A bridal shower is just like a baby shower, minus the baby! It’s all about the bride being “showered” with love, and gifts! It tends to cater more toward the ladies, but contemporary couples are starting to make them co-ed, as to not leave the hubby out in the cold. Bridal showers are usually hosted by the maid of honor, but sometimes the mother of the bride or mother of the groom lend a hand.
Once you know who’s hosting the shower, put your two cents in about what you want. Southern belles have afternoon teas, an event your fiance may opt out of. City gals love an excuse to go to the spa, and schedule facials, massages, manis & pedis. If the mister wants in, find something your friends and his can both enjoy.
Because the bride has little to do financially with the bridal shower, a budget isn’t your concern in this area. However, if your hostess is known for going overboard, encourage her to be a little more modest. Tell her you’re working on saving money for the wedding and should should do the same.

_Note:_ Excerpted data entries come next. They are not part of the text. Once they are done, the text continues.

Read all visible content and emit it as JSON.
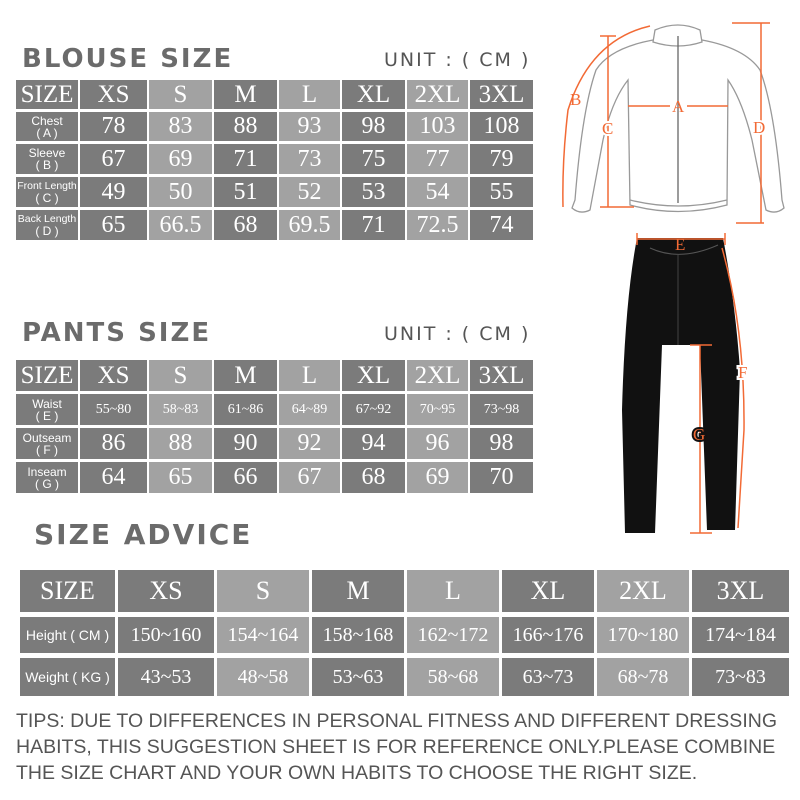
{
  "blouse": {
    "title": "BLOUSE SIZE",
    "unit": "UNIT : ( CM )",
    "headers": [
      "SIZE",
      "XS",
      "S",
      "M",
      "L",
      "XL",
      "2XL",
      "3XL"
    ],
    "rows": [
      {
        "label": "Chest",
        "code": "( A )",
        "values": [
          "78",
          "83",
          "88",
          "93",
          "98",
          "103",
          "108"
        ]
      },
      {
        "label": "Sleeve",
        "code": "( B )",
        "values": [
          "67",
          "69",
          "71",
          "73",
          "75",
          "77",
          "79"
        ]
      },
      {
        "label": "Front Length",
        "code": "( C )",
        "values": [
          "49",
          "50",
          "51",
          "52",
          "53",
          "54",
          "55"
        ]
      },
      {
        "label": "Back Length",
        "code": "( D )",
        "values": [
          "65",
          "66.5",
          "68",
          "69.5",
          "71",
          "72.5",
          "74"
        ]
      }
    ]
  },
  "pants": {
    "title": "PANTS SIZE",
    "unit": "UNIT : ( CM )",
    "headers": [
      "SIZE",
      "XS",
      "S",
      "M",
      "L",
      "XL",
      "2XL",
      "3XL"
    ],
    "rows": [
      {
        "label": "Waist",
        "code": "( E )",
        "values": [
          "55~80",
          "58~83",
          "61~86",
          "64~89",
          "67~92",
          "70~95",
          "73~98"
        ]
      },
      {
        "label": "Outseam",
        "code": "( F )",
        "values": [
          "86",
          "88",
          "90",
          "92",
          "94",
          "96",
          "98"
        ]
      },
      {
        "label": "Inseam",
        "code": "( G )",
        "values": [
          "64",
          "65",
          "66",
          "67",
          "68",
          "69",
          "70"
        ]
      }
    ]
  },
  "advice": {
    "title": "SIZE ADVICE",
    "headers": [
      "SIZE",
      "XS",
      "S",
      "M",
      "L",
      "XL",
      "2XL",
      "3XL"
    ],
    "rows": [
      {
        "label": "Height ( CM )",
        "values": [
          "150~160",
          "154~164",
          "158~168",
          "162~172",
          "166~176",
          "170~180",
          "174~184"
        ]
      },
      {
        "label": "Weight ( KG )",
        "values": [
          "43~53",
          "48~58",
          "53~63",
          "58~68",
          "63~73",
          "68~78",
          "73~83"
        ]
      }
    ]
  },
  "figure": {
    "labels": {
      "A": "A",
      "B": "B",
      "C": "C",
      "D": "D",
      "E": "E",
      "F": "F",
      "G": "G"
    },
    "measure_color": "#f26a35"
  },
  "tips": "TIPS: DUE TO DIFFERENCES IN PERSONAL FITNESS AND DIFFERENT DRESSING HABITS, THIS SUGGESTION SHEET IS FOR REFERENCE ONLY.PLEASE COMBINE THE SIZE CHART AND YOUR OWN HABITS TO CHOOSE THE RIGHT SIZE."
}
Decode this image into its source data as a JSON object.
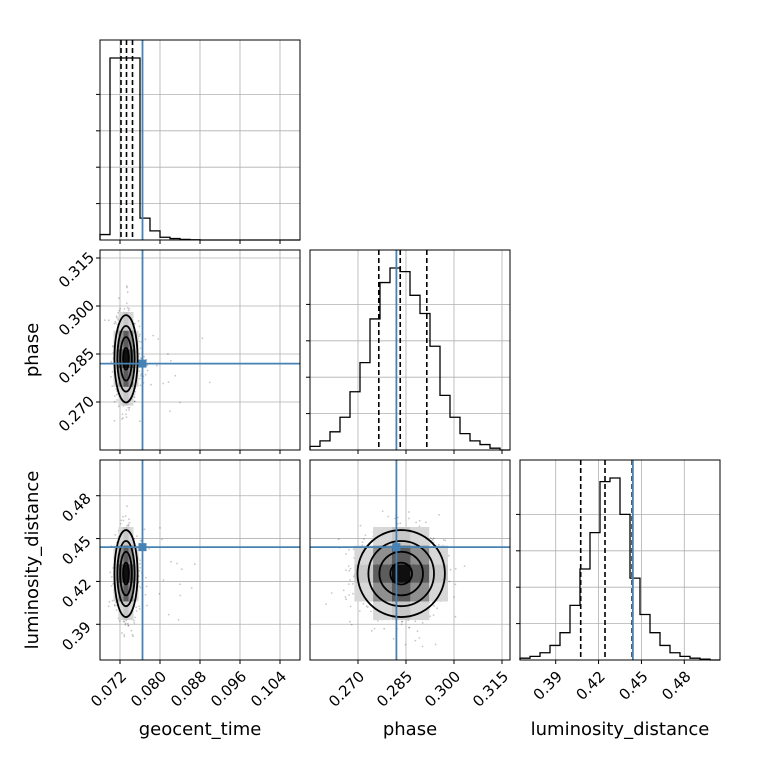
{
  "chart_data": {
    "type": "corner",
    "parameters": [
      "geocent_time",
      "phase",
      "luminosity_distance"
    ],
    "axis_labels": [
      "geocent_time",
      "phase",
      "luminosity_distance"
    ],
    "truths": [
      0.0765,
      0.282,
      0.444
    ],
    "ranges": [
      [
        0.068,
        0.108
      ],
      [
        0.255,
        0.3175
      ],
      [
        0.365,
        0.505
      ]
    ],
    "ticks": {
      "geocent_time": [
        "0.072",
        "0.080",
        "0.088",
        "0.096",
        "0.104"
      ],
      "phase": [
        "0.270",
        "0.285",
        "0.300",
        "0.315"
      ],
      "luminosity_distance": [
        "0.39",
        "0.42",
        "0.45",
        "0.48"
      ]
    },
    "quantiles": {
      "geocent_time": [
        0.0722,
        0.0733,
        0.0745
      ],
      "phase": [
        0.2765,
        0.2832,
        0.2915
      ],
      "luminosity_distance": [
        0.4075,
        0.4245,
        0.4435
      ]
    },
    "histograms": {
      "geocent_time": {
        "edges_start": 0.068,
        "bin_width": 0.002,
        "counts": [
          3,
          100,
          100,
          100,
          12,
          5,
          1.5,
          0.8,
          0.3,
          0.1,
          0,
          0,
          0,
          0,
          0,
          0,
          0,
          0,
          0,
          0
        ]
      },
      "phase": {
        "edges_start": 0.255,
        "bin_width": 0.003125,
        "counts": [
          2,
          5,
          10,
          18,
          32,
          48,
          72,
          92,
          100,
          98,
          85,
          75,
          57,
          30,
          18,
          9,
          5,
          3,
          1,
          0
        ]
      },
      "luminosity_distance": {
        "edges_start": 0.365,
        "bin_width": 0.007,
        "counts": [
          1,
          2,
          4,
          8,
          15,
          30,
          50,
          70,
          98,
          100,
          80,
          45,
          25,
          15,
          8,
          4,
          2,
          1,
          0.5,
          0
        ]
      }
    },
    "grid": true,
    "colors": {
      "truth": "#4682b4",
      "lines": "#000000",
      "grid": "#b0b0b0",
      "scatter": "#000000"
    }
  }
}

Another party that’s not traditional for a bride to plan is the bachelorette party. Known as the “last night as a single woman”, the bride and her friends go out on the town and have a great time. No need to go into details, as this isn’t something you will usually have to plan, or spend money on. If you do have one, enjoy yourself!
After you exchange vows in front of everyone, you may want to enjoy a later morning brunch with your immediate family and wedding party. The post-wedding brunch is not meant to be a huge gathering, another intimate meal, this time as husband and wife. This usually is the conclusion of a weekend long event, and is very low key.
The best way to keep the cost down here is to limit the guest list and find an inexpensive restaurant to host the brunch at. Sure, it’s technically after the wedding, but it should still be included in the budget.
There’s no need to have all of these parties; you don’t even need to have one! Because the cost of them don’t really rest on the bride, it’s a bit of stress off your shoulders. If you do want a shower or brunch, ask the lovely people of your family or wedding party to host a cost efficient gathering in your honor in place of a gift.